Doing all the functions with your off hand is a bit different.


----------



## Mattuk (Oct 16, 2010)

But why do you have to look through the scope with your left eye and not your right? I don't understand, I'm also right handed and left master eye.


----------



## youngdon (Mar 10, 2010)

Because then my brain takes over and I don't see through the scope, unless I close my left eye that is.


----------



## Mattuk (Oct 16, 2010)

At the last moment I do close my left eye.


----------



## youngdon (Mar 10, 2010)

That would solve it then !


----------



## Antlerz22 (Apr 18, 2011)

Nice shooting Ruger, they can run fast eh!!! I emptied once on one with 4 rounds, the first being at 8 yds last at 35. Might go out Monday as my weekend dance card is filled at hunting times--sigh.
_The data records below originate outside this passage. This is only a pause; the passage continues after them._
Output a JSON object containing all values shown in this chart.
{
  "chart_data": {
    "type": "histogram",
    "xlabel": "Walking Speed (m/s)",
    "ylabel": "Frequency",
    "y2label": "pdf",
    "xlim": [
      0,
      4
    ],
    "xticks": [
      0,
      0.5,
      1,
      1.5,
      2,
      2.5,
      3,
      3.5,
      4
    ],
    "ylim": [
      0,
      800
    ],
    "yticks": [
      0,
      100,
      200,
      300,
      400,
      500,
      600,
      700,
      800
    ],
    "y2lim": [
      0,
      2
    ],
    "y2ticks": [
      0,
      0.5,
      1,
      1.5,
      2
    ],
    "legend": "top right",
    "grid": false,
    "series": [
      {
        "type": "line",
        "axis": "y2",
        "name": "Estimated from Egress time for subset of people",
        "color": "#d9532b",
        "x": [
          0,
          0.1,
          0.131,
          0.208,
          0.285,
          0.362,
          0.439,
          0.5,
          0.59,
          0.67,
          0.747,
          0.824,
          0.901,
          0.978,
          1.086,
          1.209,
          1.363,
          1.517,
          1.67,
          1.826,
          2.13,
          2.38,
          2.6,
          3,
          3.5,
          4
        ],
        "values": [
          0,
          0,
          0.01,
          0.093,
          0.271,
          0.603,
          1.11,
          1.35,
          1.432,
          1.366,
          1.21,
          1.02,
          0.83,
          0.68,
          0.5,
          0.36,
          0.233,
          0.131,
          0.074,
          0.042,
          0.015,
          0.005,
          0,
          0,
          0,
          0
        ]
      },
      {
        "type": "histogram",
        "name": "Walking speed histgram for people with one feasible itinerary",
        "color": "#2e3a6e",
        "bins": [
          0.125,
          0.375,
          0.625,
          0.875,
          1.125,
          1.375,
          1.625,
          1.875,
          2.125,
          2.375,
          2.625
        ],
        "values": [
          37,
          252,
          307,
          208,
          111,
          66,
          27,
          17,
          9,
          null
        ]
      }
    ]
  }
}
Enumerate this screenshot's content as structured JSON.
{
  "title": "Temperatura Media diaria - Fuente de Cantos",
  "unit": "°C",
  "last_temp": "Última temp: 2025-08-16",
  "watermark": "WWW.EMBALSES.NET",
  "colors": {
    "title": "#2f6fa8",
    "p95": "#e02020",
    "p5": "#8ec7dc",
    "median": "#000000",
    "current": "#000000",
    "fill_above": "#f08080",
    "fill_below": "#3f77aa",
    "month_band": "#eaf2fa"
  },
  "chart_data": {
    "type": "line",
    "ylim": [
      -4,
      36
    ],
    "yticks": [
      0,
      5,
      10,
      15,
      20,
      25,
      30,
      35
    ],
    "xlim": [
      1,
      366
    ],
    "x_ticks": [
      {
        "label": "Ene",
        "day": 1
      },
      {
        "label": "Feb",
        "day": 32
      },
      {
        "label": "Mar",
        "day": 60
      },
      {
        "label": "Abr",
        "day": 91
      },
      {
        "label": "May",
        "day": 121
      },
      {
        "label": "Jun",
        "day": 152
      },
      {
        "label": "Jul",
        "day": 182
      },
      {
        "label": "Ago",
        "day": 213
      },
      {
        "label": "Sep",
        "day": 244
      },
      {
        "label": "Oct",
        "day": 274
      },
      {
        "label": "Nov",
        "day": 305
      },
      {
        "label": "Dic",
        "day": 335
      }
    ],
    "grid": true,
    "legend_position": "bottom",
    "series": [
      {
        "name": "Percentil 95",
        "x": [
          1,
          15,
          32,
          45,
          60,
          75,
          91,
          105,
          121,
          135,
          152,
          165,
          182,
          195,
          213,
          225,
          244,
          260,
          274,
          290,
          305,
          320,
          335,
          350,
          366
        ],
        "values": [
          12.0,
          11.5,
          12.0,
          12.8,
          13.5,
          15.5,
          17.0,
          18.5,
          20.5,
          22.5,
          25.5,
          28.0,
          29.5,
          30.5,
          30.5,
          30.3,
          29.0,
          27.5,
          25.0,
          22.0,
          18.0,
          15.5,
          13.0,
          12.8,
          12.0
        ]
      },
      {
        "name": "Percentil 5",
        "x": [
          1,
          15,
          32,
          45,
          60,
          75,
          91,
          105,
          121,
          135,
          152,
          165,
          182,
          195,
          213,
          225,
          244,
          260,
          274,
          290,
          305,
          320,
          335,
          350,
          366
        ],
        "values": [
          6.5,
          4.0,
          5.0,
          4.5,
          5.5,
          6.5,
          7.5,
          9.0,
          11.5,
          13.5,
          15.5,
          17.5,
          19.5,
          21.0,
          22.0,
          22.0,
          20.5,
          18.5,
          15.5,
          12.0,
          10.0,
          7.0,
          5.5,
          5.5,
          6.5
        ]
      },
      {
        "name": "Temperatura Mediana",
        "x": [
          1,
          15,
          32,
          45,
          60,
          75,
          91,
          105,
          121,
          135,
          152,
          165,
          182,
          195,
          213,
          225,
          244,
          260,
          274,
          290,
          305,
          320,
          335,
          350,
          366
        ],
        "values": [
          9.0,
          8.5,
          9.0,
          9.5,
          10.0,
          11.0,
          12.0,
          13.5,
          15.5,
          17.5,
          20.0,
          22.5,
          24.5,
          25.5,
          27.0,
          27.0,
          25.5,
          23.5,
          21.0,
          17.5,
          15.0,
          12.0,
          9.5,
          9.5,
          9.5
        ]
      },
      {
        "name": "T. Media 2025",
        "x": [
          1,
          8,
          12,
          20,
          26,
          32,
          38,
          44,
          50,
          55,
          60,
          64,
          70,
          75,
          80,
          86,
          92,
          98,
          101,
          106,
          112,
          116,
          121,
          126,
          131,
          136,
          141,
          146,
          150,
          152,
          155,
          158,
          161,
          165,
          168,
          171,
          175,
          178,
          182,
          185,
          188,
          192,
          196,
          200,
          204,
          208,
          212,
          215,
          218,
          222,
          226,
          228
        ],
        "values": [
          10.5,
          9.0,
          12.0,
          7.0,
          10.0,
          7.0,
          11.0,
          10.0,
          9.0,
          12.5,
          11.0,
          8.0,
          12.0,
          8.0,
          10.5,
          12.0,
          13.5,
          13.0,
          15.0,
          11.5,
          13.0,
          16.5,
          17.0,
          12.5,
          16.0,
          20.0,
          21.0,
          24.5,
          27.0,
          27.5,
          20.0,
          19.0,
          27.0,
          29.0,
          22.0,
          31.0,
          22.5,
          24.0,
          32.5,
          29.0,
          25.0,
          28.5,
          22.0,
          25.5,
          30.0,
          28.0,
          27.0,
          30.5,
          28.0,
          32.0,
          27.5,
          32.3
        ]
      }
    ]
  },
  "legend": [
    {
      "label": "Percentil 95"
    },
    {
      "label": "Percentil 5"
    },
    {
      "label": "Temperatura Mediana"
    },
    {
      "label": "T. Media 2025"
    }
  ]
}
Youre making me itchy to go--thx!


----------



## showmeyote (Dec 12, 2010)

Great Job congrats....


----------



## Call-In the Country (Oct 10, 2011)

Nicely done. That coyote on the left looks like it's just taking a nap


----------



## ReidRH (Feb 1, 2010)

Awesome!! Ruger!!! I am Proud for ya Good shooting!!


----------



## singlesix (May 13, 2010)

Nice job Ruger what sound were you using?


----------



## Ruger (Jan 22, 2011)

When I took the double I was using lightning jack for about 10 minutes and then switched it over to dying jack. Its a sequence that has seemed to work well for me in the past. The other stands i was using adult cottontail and and grey fox fight or my Circe and Mountain Jerry's hand calls. Most calls seemed to be working pretty well that day. Really anxious to get out again, but the next few weeks are tied up in work and big-game seasons. Maybe I'll get the chance to sneak away for a day.


----------



## sell33 (Aug 5, 2010)

Good shooting Ruger! What caliber savage you shooting?


----------